Le résultat étant… ce qu’il était.
Vue de la salle-à-manger
Grand-père, lui, dédaignant les coussins du canapé, avait placé son fauteuil en face, le dos aux fenêtres, avec vue imprenable sur le grand mur où trônait le tableau et où, ainsi, rien ne pouvait distraire le regard. Je le guettais parfois pour le surprendre à admirer son tableau mais il ne semblait pas le regarder, ne le voyait peut-être même plus, si habitué à sentir sa présence rassurante sans qu’il n’éprouvât le besoin d’y poser les yeux. Mais je suis persuadé que si, par quasi crime de lèse grand-père, quelqu’un avait eu l’impudence de le décrocher, il s’en serait immédiatement aperçu.

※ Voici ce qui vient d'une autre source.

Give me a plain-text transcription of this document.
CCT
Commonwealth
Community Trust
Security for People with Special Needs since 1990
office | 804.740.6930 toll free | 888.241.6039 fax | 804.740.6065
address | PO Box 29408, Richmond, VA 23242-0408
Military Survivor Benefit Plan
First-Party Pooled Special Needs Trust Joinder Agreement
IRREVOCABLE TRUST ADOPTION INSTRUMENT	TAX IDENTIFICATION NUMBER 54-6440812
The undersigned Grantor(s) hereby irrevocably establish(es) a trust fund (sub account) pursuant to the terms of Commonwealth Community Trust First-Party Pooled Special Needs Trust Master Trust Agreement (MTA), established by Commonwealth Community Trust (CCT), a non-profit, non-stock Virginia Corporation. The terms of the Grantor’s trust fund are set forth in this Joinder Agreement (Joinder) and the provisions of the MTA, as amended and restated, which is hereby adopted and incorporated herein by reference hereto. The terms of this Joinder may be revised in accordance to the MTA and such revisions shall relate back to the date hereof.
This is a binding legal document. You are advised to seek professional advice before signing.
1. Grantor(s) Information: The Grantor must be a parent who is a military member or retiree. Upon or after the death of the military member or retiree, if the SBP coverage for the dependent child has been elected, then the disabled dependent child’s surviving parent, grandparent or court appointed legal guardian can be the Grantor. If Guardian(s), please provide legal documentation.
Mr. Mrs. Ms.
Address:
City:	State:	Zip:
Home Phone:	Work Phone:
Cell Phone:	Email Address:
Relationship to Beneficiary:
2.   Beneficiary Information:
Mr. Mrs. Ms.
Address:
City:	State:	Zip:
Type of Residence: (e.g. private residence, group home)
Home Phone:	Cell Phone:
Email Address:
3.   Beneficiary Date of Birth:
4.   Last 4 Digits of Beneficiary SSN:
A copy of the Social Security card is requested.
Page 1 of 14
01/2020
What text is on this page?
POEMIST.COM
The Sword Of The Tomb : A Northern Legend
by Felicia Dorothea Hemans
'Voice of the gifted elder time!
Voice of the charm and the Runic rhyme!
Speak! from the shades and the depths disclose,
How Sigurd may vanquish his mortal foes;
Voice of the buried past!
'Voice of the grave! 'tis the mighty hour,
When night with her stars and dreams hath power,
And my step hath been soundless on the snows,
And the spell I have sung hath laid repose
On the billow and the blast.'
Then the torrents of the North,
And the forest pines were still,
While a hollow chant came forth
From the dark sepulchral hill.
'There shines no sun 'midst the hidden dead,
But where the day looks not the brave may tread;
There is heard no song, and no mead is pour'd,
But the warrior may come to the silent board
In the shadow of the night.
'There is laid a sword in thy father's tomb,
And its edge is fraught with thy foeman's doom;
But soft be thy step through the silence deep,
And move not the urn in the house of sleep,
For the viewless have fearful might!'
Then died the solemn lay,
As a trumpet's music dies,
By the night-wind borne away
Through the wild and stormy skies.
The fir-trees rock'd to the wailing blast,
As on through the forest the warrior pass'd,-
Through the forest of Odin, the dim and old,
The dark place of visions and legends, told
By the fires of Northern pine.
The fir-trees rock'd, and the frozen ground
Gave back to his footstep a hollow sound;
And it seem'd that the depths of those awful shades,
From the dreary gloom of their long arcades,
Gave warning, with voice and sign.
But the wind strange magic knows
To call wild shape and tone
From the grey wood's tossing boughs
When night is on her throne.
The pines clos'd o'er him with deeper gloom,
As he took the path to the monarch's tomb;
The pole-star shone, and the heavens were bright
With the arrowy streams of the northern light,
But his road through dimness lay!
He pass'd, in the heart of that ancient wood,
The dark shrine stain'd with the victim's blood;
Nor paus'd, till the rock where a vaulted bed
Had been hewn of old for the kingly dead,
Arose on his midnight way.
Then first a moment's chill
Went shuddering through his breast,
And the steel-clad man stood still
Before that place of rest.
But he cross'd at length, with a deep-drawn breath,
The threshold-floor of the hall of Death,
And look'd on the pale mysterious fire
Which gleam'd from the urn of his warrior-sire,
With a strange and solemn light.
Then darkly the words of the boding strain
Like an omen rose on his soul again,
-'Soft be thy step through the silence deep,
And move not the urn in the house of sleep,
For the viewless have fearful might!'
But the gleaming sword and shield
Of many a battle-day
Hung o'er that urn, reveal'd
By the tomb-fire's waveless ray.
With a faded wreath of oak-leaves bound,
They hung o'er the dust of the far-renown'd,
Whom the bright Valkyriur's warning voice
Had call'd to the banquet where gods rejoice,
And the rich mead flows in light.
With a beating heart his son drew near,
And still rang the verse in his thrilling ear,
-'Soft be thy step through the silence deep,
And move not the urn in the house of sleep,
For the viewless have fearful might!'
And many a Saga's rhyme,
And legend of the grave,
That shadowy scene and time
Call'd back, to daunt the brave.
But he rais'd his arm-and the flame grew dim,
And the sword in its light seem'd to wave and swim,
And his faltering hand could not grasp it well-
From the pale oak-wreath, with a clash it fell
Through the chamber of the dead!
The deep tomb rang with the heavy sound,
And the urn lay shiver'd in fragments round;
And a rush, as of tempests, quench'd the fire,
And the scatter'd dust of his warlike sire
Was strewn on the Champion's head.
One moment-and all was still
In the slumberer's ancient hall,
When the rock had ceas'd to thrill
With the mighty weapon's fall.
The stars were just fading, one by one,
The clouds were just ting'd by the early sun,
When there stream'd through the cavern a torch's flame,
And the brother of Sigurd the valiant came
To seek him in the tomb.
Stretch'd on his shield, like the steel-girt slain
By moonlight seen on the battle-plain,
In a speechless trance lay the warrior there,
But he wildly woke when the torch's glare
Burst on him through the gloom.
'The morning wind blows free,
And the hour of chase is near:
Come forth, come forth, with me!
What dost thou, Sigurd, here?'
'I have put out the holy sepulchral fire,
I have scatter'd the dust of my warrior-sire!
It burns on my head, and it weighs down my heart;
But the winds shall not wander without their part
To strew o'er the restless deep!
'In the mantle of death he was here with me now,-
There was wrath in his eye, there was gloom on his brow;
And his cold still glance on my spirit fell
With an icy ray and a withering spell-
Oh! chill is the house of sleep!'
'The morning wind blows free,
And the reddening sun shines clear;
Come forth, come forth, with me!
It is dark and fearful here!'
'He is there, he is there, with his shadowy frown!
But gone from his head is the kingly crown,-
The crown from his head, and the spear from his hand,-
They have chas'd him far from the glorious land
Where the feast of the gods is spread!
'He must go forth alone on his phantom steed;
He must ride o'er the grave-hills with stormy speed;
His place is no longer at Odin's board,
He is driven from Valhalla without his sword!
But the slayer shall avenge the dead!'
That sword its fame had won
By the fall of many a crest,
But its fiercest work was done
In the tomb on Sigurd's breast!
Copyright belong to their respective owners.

Il faisait partie de lui-même comme si chacun de ses fragments contenait quelques-uns de ses plus chers souvenirs dans les pigments fixés sur la toile comme autant de messages gravés dans le marbre.
Parfois, il s’emparait du plumeau de grand-mère pour l’épousseter avec soin, effleurant à peine, d’un léger mouvement, l’épaisseur de la peinture puis allongeant le geste pour nettoyer le cadre. C’était sa façon de le retrouver, d’apaiser ses souvenirs, de les enfouir dans la patine de sa mémoire. Et aussi d’exaspérer grand-mère quand il déployait ostensiblement le petit escabeau en susurrant comme pour lui-même : « Ah, pauvre de nous, si je ne le fais pas, qui le fera, hein, je vous le demande… » Il paraît –toujours selon grand-père - que les chamailleries conservent l’amour. A la longue, je supputais que le tableau mystère était prétexte à contentieux entre eux, objet d’une chamaillerie dont les tenants et aboutissants m’échappaient.
L’expression d’une césure en pointillés qu’ils étaient seuls à apprécier la portée.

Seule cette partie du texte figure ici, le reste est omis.